Tony Gomez a noué une cravate autour du col de la chemise qu’il déboutonne bas sur le torse lorsqu’il accueille ses clients VIP de la boîte branchée des Champs-Elysées qu’il dirige. Depuis mercredi matin, il est assis sur le banc des parties civiles de la 10e chambre du tribunal correctionnel de Paris. A ses côtés, son ancien compagnon, Grégory Colombe, du temps où, en 1998, le night-clubber avait la main haute sur le Banana Café. Un bar gay du quartier parisien des Halles où venaient se distraire Muriel Robin, Catherine Lara ou encore Pierre Palmade.
Pour contenir son exaspération, Tony Gomez jette, avec un stylo de marque, quelques mots sur une feuille. Il en souligne un : « reconstitution ». Car, depuis le 28 avril 1998, le tenancier de boîtes de nuit en est certain : c’est lui, et non son amant, qui a échappé de peu à une mort sur commande, dans leur duplex de la rue des Lombards. Un « faux suicide » à la 22 long rifle programmé par son directeur financier de l’époque, Xavier Philippe, qui aurait confié l’exécution du crime à un homme de main.
« Balance-la ! »
Alain Samycia tient la barre à deux mains et nie mollement, à moins que ce ne soit l’acoustique de la salle d’audience qui avale ses dénégations. La greffière n’a rien entendu, la présidente lui fait répéter ce qu’il a d’ailleurs déjà dit aux enquêteurs de la brigade criminelle : « J’étais sur le palier pour faire le guet. Un type a descendu l’escalier en courant, avec sa main il se tenait le coude qui saignait. Jossuah a déboulé derrière, m’a donné la carabine et m’a dit : “Balance-la !” »
Samycia, selon l’accusation, est en réalité le tireur et non un simple homme assurant les arrières dudit « Jossuah », rencontré un mois plus tôt à Paris, et jamais retrouvé par les services de police.

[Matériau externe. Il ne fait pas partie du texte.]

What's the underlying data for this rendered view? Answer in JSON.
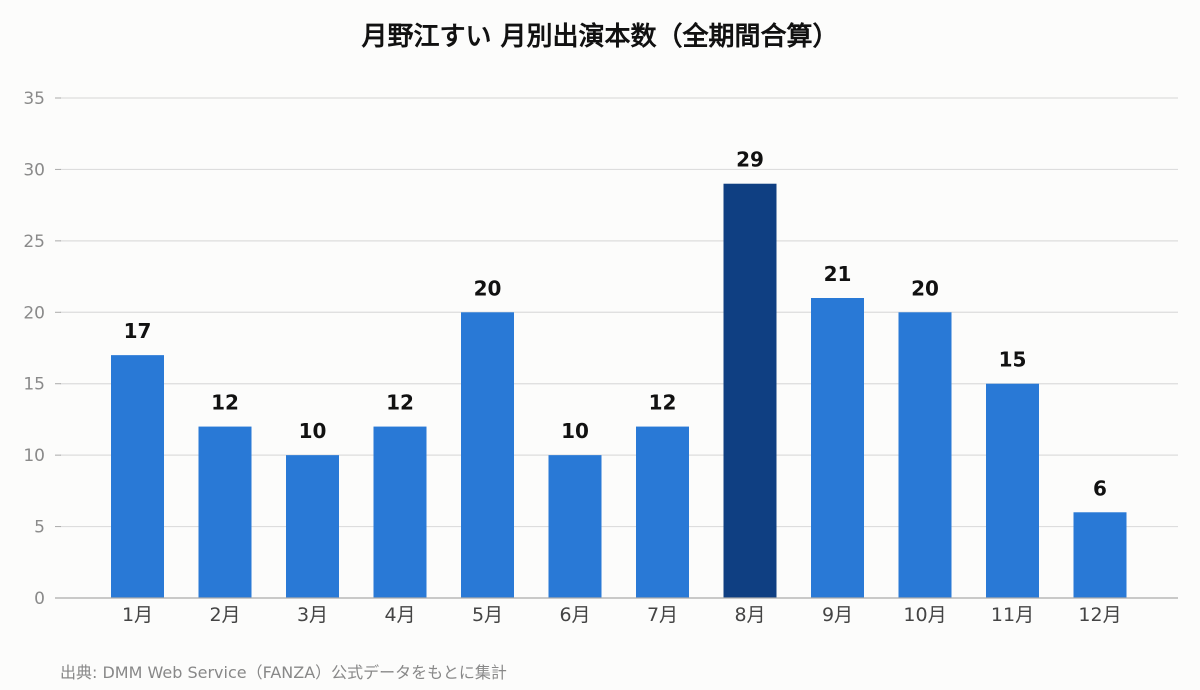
{
  "chart_data": {
    "type": "bar",
    "title": "月野江すい 月別出演本数（全期間合算）",
    "categories": [
      "1月",
      "2月",
      "3月",
      "4月",
      "5月",
      "6月",
      "7月",
      "8月",
      "9月",
      "10月",
      "11月",
      "12月"
    ],
    "values": [
      17,
      12,
      10,
      12,
      20,
      10,
      12,
      29,
      21,
      20,
      15,
      6
    ],
    "ylim": [
      0,
      35
    ],
    "yticks": [
      0,
      5,
      10,
      15,
      20,
      25,
      30,
      35
    ],
    "xlabel": "",
    "ylabel": "",
    "grid": true,
    "highlight_index": 7,
    "colors": {
      "bar": "#2979d6",
      "highlight": "#0f3f82",
      "grid": "#dddddd",
      "axis": "#aaaaaa"
    }
  },
  "source": "出典: DMM Web Service（FANZA）公式データをもとに集計"
}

L’homme, un ancien chauffeur routier du Loiret, âgé de 47 ans, s’engonce dans sa parka beige. Il comparaît libre mais sait bien que, dans ce dossier qui commence à dater, il est plusieurs points qui ne plaident pas en sa faveur. A commencer par le tireur présumé : était-il « créole », « café au lait », avec « le crâne rasé » ou « les cheveux en brosse », comme il l’a assuré ? Ou « de type européen », comme l’a, au contraire, affirmé un témoin – une voisine du couple Gomez-Colombe ?
En outre, connaissait-il le commanditaire supposé, Xavier Philippe ? S’il a juré – et réciproquement –, lors de l’instruction, ne jamais l’avoir croisé à Orléans, d’où Philippe et lui sont originaires, et où ils ont tous les deux travaillé comme routiers, les enquêteurs ont, eux, effectué quelques investigations.
Assurance vie
D’abord, ils se sont renseignés sur Xavier Philippe. Et découvert qu’il avait purgé une condamnation à la maison d’arrêt d’Orléans au moment où Samycia y était également incarcéré. Ensuite, ils ont établi que des coups de fil ont pu être échangés entre les deux hommes. Enfin, dans le cadre d’une autre procédure – celle de l’assassinat, en 2005, de Christophe Belle, associé de Xavier Philippe dans une pâtisserie parisienne, qui a valu à ce dernier une condamnation à trente ans de réclusion en 2008 –, ils sont tombés sur des contrats d’assurance vie dont les noms des bénéficiaires avaient été curieusement modifiés pour être établis au profit de Philippe.
Et puis cette phrase, lâchée lors d’un interrogatoire, en 2006 : « Quand je vois comment a tourné le dossier avec l’autre affaire, si c’est la même personne, ça ne pourra me rapporter que des ennuis… » Les ennuis, pour l’heure, Samycia y est plongé jusqu’au cou. Et il y a fort à parier que ce n’est pas Xavier Philippe, tranquillement assis entre deux gendarmes dans le box des prévenus, qui l’en tirera. Lui, par la voix de ses avocats, Mes Frédérique Baulieu, Philippe Sarda et Hervé Témime, réfute totalement toute complicité dans les violences volontaires commises sur Grégory Colombe. Il a jusqu’à demain pour convaincre les juges.